Vented infants are easy to handle with aspiration or changes in ventilator setting if they have desaturation. I have learned from the many instances in which I have been kind to a baby and have sat down in the stomach down, and a physician comes by to check them - the physical effect of tipping over is often much more severe than if they had been breastfed in the back.
It takes these infants longer to recuperate from a shift in posture, so it is better to let them lie when they need several and common procedures. The nurse should always keep an eye on the development-policy stance when breastfeeding a baby in the dorsal lying posture, as it is sometimes on the priority list when it comes to a very ill baby.
Always trying to offer my patient the convenience of a high wall cavity that sets some limits, no mind in which positions they need to be cared for. Infants who receive long-term ventilation but are still strong, or infants who receive high blood pressure or CPAP, often profit from the fact that they are susceptible to breastfeeding and need a lower level of oxygen than if they were breastfed on their back or side.

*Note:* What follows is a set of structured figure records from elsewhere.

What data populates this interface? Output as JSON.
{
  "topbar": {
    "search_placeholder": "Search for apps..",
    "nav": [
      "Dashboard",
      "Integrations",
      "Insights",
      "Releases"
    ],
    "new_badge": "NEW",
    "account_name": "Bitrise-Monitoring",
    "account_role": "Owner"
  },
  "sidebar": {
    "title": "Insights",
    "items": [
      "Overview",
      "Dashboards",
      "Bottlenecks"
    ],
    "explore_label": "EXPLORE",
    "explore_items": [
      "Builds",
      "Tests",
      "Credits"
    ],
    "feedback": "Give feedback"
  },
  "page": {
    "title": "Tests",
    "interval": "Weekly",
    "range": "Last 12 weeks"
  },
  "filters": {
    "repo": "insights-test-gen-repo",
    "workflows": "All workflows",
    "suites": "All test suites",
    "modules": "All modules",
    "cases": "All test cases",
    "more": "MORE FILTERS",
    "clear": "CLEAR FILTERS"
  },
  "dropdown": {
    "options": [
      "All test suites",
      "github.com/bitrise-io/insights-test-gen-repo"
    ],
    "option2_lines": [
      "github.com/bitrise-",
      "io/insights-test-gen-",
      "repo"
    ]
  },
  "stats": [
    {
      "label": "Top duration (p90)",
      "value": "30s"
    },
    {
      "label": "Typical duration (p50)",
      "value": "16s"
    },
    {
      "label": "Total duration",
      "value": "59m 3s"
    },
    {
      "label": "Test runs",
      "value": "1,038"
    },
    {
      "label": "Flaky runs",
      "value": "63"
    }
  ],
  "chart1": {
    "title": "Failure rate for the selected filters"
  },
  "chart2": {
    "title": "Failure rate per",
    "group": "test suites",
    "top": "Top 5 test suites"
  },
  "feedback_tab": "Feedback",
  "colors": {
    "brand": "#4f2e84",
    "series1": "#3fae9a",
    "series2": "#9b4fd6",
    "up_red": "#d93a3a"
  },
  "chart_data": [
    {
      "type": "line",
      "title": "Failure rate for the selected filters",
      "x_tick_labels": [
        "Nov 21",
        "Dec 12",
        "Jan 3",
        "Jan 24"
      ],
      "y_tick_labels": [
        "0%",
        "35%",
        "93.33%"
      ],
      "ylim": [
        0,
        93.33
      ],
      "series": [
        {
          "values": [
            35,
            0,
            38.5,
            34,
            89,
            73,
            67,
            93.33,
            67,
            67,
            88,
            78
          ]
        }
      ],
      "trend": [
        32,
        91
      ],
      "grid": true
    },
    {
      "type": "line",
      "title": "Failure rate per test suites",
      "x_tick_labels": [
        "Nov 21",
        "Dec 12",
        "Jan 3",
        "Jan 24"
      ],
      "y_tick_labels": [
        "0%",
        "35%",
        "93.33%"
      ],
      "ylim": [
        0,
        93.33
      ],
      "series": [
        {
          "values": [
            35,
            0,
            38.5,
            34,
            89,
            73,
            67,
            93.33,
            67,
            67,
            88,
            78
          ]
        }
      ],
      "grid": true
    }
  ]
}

My own personal experiment has also shown that it helps these infants to place a "surfboard" under them, no broader than their shoulder and the length of the jaw to the hip, to help them keep a development-friendly posture while supporting their breathability. Good old neo-monthly hooky coke will no doubt be continued for other reason in NICU's around the globe.
The need to optimize all aspects of neo-natal treatment for this small and delicate life should prompt us to investigate this particular area further, and perhaps it is not a good thing to have some abdominal uptime. Remote Rivas M, Roqué i Figuls M, Diez-Izquierdo A, Escribano J, Balaguer A. Infant posture in newborns with mechanic respiration.